Vous envisagez de devenir indépendant en Belgique ? Avant de sauter le pas, il y a une réalité financière à apprivoiser : en tant que salarié, votre employeur gère une grande partie de vos charges à votre place. En devenant indépendant, vous en devenez responsable. Bonne nouvelle : ce n’est pas si compliqué une fois que vous avez compris les fondamentaux.
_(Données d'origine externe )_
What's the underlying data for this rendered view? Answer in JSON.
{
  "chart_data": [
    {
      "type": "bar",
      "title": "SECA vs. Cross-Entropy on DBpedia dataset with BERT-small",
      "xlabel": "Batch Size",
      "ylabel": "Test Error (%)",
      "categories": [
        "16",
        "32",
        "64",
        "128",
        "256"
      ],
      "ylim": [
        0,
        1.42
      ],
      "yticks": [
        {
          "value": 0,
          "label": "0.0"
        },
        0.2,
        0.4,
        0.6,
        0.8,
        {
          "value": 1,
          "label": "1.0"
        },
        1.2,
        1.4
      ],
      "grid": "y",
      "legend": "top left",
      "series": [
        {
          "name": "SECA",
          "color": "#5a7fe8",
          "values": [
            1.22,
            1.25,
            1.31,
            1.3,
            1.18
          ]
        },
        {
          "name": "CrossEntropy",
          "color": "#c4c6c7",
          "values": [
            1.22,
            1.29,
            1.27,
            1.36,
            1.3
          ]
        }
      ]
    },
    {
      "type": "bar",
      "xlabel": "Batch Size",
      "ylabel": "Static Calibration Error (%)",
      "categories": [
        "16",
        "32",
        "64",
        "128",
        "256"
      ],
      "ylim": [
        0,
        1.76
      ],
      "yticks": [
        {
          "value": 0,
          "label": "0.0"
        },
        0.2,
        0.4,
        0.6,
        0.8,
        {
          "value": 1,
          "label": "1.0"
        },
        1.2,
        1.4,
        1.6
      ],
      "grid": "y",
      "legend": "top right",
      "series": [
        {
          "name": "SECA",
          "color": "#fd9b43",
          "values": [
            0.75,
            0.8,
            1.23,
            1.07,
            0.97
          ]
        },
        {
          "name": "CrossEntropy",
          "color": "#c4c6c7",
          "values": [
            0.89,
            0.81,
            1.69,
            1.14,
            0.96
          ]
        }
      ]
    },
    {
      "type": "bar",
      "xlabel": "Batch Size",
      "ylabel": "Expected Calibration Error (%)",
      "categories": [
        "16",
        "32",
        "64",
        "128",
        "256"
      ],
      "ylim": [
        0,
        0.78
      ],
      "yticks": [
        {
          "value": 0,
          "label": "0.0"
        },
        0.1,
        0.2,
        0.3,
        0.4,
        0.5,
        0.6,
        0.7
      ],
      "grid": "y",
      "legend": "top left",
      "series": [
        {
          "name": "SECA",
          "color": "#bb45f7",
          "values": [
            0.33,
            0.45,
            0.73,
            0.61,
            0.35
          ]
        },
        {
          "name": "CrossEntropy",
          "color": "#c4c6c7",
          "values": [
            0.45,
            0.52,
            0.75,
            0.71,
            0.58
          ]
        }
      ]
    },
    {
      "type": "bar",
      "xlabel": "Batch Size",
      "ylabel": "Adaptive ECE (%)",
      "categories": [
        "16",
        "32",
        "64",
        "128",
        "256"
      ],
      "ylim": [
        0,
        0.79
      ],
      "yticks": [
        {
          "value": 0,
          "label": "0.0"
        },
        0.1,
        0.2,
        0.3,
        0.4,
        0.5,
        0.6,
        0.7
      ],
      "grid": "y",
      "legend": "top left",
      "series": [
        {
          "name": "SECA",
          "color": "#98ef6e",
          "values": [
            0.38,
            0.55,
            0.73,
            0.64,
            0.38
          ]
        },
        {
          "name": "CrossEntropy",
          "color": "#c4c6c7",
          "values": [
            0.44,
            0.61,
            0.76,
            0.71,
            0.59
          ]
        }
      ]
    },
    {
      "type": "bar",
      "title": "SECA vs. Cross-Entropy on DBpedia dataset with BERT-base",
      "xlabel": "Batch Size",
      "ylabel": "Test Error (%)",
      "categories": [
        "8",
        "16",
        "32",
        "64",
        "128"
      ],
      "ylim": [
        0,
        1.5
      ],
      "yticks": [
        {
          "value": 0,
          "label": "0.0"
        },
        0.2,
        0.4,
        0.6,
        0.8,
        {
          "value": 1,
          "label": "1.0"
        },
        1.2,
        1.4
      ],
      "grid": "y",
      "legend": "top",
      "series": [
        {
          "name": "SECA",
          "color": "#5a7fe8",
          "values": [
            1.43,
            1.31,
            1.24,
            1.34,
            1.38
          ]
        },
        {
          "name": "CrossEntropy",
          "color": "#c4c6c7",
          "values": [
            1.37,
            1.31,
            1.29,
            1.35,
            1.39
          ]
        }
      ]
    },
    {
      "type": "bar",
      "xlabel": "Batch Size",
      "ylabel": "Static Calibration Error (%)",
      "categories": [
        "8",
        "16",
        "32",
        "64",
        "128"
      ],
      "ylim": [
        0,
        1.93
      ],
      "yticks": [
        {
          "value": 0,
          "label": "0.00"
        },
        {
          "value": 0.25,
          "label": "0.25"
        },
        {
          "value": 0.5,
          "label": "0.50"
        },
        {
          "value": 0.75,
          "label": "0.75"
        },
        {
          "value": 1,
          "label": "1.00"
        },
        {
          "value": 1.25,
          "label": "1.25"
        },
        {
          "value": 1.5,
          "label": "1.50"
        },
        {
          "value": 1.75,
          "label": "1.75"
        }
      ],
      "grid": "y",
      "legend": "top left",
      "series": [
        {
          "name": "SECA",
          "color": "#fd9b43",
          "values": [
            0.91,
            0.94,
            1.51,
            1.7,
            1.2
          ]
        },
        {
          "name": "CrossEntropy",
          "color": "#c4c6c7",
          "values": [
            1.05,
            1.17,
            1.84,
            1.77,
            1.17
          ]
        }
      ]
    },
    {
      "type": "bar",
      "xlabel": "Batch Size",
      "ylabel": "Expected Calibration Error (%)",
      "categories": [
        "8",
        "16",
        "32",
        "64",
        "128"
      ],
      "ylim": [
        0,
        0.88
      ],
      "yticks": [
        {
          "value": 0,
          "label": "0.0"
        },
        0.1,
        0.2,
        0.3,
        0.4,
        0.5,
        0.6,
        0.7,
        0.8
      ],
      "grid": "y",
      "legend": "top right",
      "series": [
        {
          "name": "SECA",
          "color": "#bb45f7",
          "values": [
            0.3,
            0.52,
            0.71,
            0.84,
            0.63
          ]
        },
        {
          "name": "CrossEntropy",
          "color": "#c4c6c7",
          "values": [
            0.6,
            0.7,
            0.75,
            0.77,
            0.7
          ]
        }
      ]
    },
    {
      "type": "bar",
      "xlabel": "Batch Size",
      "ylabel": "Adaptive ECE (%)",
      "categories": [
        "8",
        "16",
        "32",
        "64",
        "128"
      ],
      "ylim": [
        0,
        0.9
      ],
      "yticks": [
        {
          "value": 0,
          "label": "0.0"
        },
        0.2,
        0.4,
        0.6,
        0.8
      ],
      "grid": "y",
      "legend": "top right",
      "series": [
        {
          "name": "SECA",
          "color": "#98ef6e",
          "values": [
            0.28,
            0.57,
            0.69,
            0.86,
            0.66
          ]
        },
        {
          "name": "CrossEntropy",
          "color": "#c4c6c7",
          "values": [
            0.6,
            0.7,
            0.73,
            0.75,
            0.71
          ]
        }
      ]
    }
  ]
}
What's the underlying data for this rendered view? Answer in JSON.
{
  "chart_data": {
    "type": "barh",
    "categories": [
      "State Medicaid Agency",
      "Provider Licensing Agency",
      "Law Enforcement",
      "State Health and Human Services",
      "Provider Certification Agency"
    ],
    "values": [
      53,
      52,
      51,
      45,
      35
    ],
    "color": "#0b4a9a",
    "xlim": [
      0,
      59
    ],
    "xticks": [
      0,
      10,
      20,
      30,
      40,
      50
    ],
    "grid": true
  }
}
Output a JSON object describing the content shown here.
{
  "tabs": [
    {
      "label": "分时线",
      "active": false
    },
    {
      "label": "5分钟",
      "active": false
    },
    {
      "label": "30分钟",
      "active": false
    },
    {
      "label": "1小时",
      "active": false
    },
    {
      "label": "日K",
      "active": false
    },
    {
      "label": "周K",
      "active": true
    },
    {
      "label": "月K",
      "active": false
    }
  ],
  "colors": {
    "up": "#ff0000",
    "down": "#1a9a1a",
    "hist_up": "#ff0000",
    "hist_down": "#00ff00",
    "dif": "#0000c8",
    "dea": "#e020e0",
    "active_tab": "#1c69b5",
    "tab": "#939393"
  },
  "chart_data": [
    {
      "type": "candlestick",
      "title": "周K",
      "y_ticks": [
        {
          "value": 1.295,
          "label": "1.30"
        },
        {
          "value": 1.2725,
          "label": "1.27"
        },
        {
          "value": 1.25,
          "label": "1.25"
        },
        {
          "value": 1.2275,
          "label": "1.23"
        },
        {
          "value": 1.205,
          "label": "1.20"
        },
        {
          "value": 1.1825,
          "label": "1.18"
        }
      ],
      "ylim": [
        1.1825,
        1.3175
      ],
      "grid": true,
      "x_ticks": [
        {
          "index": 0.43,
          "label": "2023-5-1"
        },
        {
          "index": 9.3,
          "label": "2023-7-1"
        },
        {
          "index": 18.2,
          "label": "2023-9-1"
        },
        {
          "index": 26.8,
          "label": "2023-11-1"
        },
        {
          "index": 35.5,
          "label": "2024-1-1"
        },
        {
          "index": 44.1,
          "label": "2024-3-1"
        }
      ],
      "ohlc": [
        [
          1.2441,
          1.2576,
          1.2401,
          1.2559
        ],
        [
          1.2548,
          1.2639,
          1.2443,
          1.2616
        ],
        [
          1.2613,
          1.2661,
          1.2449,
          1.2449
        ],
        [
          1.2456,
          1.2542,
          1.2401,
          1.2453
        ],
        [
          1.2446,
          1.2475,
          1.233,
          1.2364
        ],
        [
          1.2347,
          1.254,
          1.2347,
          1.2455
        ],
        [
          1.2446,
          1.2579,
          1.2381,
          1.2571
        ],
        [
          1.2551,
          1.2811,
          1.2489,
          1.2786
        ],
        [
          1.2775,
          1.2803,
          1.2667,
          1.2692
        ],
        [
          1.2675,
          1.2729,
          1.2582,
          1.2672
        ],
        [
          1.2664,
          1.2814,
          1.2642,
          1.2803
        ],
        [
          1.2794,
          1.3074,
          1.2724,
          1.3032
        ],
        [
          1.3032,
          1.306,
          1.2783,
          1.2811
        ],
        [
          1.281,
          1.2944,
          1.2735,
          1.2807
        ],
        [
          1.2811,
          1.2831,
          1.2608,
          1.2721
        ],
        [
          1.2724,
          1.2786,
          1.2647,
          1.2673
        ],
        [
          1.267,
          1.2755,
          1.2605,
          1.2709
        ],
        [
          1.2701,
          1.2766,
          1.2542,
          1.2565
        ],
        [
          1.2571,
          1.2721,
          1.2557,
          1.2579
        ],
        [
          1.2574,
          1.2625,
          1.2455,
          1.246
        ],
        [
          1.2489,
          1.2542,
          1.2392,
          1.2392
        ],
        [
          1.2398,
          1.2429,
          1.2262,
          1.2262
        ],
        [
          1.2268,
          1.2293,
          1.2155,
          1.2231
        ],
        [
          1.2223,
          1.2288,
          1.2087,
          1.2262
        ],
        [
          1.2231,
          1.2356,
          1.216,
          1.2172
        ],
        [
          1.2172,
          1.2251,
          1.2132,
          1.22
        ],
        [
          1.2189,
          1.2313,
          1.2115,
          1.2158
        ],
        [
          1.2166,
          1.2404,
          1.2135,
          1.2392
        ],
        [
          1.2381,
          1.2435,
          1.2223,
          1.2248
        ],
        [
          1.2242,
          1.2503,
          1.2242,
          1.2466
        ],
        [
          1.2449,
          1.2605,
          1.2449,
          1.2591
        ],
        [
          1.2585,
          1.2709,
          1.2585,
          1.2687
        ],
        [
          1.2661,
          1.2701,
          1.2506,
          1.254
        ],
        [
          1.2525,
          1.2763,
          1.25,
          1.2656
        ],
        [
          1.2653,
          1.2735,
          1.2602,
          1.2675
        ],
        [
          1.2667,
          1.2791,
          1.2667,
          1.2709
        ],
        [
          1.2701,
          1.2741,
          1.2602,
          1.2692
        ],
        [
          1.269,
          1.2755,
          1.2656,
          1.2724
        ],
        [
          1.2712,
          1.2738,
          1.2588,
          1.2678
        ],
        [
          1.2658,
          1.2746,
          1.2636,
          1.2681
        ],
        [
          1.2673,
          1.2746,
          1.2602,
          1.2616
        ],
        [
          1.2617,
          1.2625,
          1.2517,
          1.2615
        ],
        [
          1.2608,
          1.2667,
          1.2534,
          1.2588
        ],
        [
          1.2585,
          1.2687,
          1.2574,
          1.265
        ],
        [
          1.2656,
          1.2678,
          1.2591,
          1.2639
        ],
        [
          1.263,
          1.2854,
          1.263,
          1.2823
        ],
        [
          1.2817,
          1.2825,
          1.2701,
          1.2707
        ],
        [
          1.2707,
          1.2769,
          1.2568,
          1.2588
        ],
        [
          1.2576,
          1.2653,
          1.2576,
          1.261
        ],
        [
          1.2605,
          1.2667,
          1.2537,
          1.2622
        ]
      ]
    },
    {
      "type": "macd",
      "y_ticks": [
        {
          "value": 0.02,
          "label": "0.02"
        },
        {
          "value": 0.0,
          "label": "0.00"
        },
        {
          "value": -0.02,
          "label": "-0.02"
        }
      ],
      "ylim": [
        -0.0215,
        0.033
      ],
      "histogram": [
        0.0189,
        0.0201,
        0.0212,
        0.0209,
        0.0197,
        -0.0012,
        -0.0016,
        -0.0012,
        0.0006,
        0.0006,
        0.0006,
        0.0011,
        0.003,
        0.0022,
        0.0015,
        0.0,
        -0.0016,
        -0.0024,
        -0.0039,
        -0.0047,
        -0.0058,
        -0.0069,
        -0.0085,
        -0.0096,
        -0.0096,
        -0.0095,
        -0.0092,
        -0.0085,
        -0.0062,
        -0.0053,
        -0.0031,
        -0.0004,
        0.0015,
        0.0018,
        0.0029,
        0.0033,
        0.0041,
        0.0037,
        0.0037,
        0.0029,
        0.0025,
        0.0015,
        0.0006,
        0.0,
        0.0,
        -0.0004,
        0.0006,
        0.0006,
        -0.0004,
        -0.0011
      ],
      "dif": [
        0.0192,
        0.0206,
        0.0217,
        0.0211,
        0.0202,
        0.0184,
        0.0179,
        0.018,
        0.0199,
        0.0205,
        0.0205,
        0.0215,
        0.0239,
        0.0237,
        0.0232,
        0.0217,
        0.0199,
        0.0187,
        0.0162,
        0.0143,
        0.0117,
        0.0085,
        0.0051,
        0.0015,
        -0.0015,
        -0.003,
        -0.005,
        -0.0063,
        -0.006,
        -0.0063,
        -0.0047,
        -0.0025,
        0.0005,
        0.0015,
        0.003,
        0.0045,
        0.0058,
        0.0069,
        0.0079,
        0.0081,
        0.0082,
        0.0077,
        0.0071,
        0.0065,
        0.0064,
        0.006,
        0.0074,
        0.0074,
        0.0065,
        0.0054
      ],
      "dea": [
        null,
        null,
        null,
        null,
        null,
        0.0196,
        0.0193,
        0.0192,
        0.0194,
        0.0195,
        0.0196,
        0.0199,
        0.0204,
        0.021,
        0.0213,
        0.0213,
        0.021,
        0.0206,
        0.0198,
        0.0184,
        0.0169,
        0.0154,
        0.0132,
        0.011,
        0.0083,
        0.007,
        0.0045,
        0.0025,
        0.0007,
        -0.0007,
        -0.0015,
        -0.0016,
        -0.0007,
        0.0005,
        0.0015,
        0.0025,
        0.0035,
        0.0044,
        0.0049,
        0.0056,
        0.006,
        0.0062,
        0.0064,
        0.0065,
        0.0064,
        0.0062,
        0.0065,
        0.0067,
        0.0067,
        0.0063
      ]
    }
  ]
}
Dans cet article, on décortique les 4 grandes catégories de charges que vous rencontrerez : les cotisations sociales, l’impôt des personnes physiques, la TVA et les frais professionnels. Objectif : que vous repartiez avec une vision claire, sans jargon inutile.


Sommaire

  1. Les cotisations sociales
  2. L’impôt des personnes physiques (IPP)
  3. La TVA
  4. Les frais professionnels
  5. En résumé : ce qu’il faut retenir

1. Les cotisations sociales

C’est quoi, exactement ?

Les cotisations sociales sont des contributions obligatoires qui financent votre protection sociale : assurance maladie, retraite, allocations familiales, invalidité, maternité/paternité… En tant qu’indépendant, vous cotisez pour vous-même, sans employeur pour prendre en charge une partie.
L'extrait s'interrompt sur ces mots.